So, my two oldest kids go to a home daycare near my home. I work out of town and I take my youngest with me to work. The reason he came to work with me as opposed to going to the daycare with them is because I am breastfeeding him and this allowed me to be able to nurse him all day and avoid using bottles/pumping altogether.
Here arises the issue. My two oldest children are a little over a year apart in age. They have always done everything together. They have gone to that daycare since they were both babies. My son is 5 and will start Kindergarten in September. This means that my daughter will be alone at the daycare for the next year. I'm not sure how she will do with this. As it is, if I have to keep my oldest home for anything I have to keep her with me as well because she doesn't want to go alone.
Should I take my youngest out of daycare at my work and put him into the daycare with her to make her more comfortable since at that point he wont be nursing all day? Or should I use this time to get her used to being more independent? After having my youngest at work with me it would be really hard to not have him there with me anymore. Plus, I am due for another baby in September so that baby will have to come with me to work as well. I can't take my daugther to work with me because there is no room in the preschool room. They are maxed out. So her only option is to continue at the daycare she is in.
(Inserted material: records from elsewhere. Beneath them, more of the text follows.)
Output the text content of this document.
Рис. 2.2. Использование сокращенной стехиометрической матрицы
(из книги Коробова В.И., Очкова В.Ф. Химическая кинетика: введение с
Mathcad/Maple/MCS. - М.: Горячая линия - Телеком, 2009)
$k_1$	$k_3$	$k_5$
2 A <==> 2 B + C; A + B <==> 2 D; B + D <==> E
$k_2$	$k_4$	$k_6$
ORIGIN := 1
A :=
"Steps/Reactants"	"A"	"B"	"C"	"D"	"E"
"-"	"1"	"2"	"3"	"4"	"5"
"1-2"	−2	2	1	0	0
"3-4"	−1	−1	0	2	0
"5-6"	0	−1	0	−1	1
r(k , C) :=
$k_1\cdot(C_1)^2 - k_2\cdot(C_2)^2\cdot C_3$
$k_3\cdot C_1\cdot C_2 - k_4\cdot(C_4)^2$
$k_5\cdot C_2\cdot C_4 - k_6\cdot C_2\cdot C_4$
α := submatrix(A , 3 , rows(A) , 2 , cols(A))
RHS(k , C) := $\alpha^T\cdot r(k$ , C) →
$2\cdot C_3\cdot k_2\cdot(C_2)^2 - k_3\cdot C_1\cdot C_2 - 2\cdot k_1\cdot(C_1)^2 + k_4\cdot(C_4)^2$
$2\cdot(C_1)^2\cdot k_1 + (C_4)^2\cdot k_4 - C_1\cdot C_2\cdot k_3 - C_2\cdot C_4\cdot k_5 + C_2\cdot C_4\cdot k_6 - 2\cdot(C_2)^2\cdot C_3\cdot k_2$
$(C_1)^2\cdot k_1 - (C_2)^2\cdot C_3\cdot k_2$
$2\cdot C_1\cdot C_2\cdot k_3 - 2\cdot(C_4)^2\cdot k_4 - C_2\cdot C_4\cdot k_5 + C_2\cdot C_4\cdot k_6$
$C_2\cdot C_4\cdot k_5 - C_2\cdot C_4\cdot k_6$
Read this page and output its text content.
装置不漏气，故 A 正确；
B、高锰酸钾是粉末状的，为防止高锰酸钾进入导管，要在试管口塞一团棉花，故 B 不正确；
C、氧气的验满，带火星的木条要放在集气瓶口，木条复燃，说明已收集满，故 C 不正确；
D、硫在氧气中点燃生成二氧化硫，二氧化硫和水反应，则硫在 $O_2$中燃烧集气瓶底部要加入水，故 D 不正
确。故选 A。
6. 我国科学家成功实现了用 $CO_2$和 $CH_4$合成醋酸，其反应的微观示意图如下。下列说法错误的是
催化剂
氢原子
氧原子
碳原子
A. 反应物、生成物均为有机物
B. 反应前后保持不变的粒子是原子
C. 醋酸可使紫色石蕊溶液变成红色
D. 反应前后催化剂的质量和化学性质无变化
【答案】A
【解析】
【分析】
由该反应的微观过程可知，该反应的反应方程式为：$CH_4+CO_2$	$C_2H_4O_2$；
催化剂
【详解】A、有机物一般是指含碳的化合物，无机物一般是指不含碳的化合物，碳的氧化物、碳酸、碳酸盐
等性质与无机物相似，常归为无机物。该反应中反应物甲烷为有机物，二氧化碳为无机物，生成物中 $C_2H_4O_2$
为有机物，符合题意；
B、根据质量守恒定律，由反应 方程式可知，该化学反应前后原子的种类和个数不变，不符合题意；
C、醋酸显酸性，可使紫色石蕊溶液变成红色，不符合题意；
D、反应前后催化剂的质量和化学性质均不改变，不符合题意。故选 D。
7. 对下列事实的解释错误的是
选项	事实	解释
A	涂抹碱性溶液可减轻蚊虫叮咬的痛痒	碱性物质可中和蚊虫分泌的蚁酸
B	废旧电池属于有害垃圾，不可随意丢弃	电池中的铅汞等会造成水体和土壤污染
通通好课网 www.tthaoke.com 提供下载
What would you do? I really worry about how my daughter will handle this transition. I know she really wants to go to school and no matter how much I tell her "you have to be 5 years old to go to school" she doesn't understand why I can't just pull strings and send her to school with her brother.
I wish I could just be a stay-at-home-mom and keep them all home with me!
I would use that time to transition her into being more independent. When she goes to school she won't have either of her brothers with her the . I'd say it's better to transition her in a place that she is comfortable in, also.
Quoting Angel [Mariah's Mommy]:" I would use that time to transition her into being more independent. When she goes to school she won't ... [snip!] ... have either of her brothers with her the . I'd say it's better to transition her in a place that she is comfortable in, also."